I was never the kind of person to give up. I never wanted to feel like I couldn't make it through. I wanted my kids to think that somewhere in this big world good would come to them. But it doesn't work like that. Bad things happen to good people, they happen to innocent people, they happen to my son.

For some reason the world liked to punish those who leased deserved it. All the floods, all the disasters, hunger, disease, war. It always hurts good people who deserve nothing less than to just be happy.

If god does exist he better have a good excuse because the day I meet him will be the day he no longer exists.

“Evgeni, Kate, what happened?” a familiar face walked in. It was Clark’s doctor from when he had surgery. He looked worried and confused all at the same time.
“He’s…”Kate began crying in my arms again before she could say anything as we all looked at the small boy.
“He’s going to be ok right? I tried talking to the doctor looking after him now but he wouldn’t tell me,” he picked up the clipboard in the slot at the end of Clark’s bed.

I watched as his eyes flicked over the writing, they grew wider and wider as he reached the bottom of the page.
“No, no this can’t be right,” he flicked back and forth over the pages with a frown on his face, “there has to be something they can do,” he dropped the folder and walked over to Clark’s side.
“Stop,” Kate looked up with tears in her eyes, “just stop. He’s too weak and there is nothing they can do. Just let him go in peace,” she sat on the edge of the bed, “he’s been through enough,” she lent down and kissed his forehead.

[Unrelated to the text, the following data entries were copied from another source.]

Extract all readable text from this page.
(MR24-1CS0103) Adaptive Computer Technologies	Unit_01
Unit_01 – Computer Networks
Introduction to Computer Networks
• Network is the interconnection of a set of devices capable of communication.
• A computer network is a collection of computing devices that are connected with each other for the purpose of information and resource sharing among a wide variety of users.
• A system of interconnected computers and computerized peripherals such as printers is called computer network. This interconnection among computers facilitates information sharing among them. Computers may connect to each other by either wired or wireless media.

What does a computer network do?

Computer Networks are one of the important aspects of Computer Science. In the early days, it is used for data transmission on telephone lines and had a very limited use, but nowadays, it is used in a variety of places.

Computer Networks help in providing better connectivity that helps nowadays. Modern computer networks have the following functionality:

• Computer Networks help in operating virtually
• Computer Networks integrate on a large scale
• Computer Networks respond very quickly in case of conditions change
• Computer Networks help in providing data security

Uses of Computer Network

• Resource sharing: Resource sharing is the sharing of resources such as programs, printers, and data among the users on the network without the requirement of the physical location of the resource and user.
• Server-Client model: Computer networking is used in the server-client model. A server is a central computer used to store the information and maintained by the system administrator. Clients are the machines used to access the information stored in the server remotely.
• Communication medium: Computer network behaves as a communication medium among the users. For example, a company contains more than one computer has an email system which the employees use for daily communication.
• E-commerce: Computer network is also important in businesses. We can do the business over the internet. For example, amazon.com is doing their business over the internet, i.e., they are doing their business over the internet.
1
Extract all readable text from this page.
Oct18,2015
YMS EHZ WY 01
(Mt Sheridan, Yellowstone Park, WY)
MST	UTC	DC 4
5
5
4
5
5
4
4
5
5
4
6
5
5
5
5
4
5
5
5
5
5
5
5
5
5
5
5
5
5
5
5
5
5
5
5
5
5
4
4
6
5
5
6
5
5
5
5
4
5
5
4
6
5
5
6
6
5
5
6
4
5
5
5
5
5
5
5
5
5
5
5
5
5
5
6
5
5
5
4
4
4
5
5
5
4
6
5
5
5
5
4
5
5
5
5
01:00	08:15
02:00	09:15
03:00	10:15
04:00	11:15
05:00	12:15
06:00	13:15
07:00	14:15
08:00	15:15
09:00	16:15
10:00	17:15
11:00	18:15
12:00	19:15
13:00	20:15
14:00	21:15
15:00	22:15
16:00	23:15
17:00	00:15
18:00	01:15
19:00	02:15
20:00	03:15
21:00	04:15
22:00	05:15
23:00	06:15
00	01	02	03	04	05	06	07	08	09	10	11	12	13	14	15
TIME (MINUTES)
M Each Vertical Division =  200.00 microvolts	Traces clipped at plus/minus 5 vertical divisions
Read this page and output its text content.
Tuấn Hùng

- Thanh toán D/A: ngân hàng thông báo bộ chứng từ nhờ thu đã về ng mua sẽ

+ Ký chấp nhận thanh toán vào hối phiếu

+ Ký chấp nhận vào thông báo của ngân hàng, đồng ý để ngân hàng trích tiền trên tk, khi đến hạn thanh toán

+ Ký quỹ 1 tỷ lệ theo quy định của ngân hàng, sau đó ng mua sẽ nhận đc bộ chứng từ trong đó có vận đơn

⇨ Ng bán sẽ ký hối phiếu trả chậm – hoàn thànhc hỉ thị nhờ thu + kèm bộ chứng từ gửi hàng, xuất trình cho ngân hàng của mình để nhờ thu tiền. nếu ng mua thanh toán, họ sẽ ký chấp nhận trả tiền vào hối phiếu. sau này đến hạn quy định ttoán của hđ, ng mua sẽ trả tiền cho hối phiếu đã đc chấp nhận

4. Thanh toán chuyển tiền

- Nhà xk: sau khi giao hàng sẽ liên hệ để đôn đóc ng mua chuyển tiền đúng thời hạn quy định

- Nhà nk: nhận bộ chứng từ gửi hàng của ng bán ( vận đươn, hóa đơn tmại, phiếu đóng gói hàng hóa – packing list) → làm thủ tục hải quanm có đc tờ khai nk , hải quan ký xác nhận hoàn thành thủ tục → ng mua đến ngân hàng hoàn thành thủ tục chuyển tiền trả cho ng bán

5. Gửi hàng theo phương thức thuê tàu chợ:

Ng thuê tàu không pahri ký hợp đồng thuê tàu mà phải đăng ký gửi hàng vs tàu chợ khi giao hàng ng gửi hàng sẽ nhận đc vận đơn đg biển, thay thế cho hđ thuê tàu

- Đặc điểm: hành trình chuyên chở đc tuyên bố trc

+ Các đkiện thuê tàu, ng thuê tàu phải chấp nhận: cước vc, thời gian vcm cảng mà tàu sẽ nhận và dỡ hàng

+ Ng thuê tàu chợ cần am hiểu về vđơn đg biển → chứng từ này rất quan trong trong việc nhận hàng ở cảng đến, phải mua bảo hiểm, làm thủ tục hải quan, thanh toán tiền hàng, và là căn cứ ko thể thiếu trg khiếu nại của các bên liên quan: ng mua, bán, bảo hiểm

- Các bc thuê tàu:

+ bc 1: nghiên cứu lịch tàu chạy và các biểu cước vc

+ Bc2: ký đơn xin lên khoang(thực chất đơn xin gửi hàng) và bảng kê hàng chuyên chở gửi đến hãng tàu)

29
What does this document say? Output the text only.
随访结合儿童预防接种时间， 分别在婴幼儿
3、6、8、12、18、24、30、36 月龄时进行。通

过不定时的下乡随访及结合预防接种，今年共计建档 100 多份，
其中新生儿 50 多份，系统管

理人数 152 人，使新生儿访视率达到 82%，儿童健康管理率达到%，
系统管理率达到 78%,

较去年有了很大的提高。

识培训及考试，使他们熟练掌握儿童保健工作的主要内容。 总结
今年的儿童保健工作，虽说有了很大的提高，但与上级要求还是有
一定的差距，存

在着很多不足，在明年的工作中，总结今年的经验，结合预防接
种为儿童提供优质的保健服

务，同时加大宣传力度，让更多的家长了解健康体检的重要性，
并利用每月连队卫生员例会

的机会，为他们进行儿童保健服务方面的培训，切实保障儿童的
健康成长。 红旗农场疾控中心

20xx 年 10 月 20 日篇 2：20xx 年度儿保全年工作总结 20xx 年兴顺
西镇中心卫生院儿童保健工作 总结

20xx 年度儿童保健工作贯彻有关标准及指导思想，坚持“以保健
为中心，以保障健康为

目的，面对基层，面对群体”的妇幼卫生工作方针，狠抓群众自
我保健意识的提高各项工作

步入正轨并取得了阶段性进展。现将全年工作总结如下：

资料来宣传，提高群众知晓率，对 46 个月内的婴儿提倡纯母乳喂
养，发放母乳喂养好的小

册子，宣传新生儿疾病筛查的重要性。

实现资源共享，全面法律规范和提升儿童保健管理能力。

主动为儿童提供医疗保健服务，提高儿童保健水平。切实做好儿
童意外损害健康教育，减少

It was then that it really hit me. This was my fault. If I had have just waited a few more days, maybe a week, if I had have just said no we would all be at home sitting around the table eating dinner without a care in the world.

I got up not being able to handle seeing the life quiet literally disappear from my son and went out to the waiting room where everyone was waiting to know what was going on.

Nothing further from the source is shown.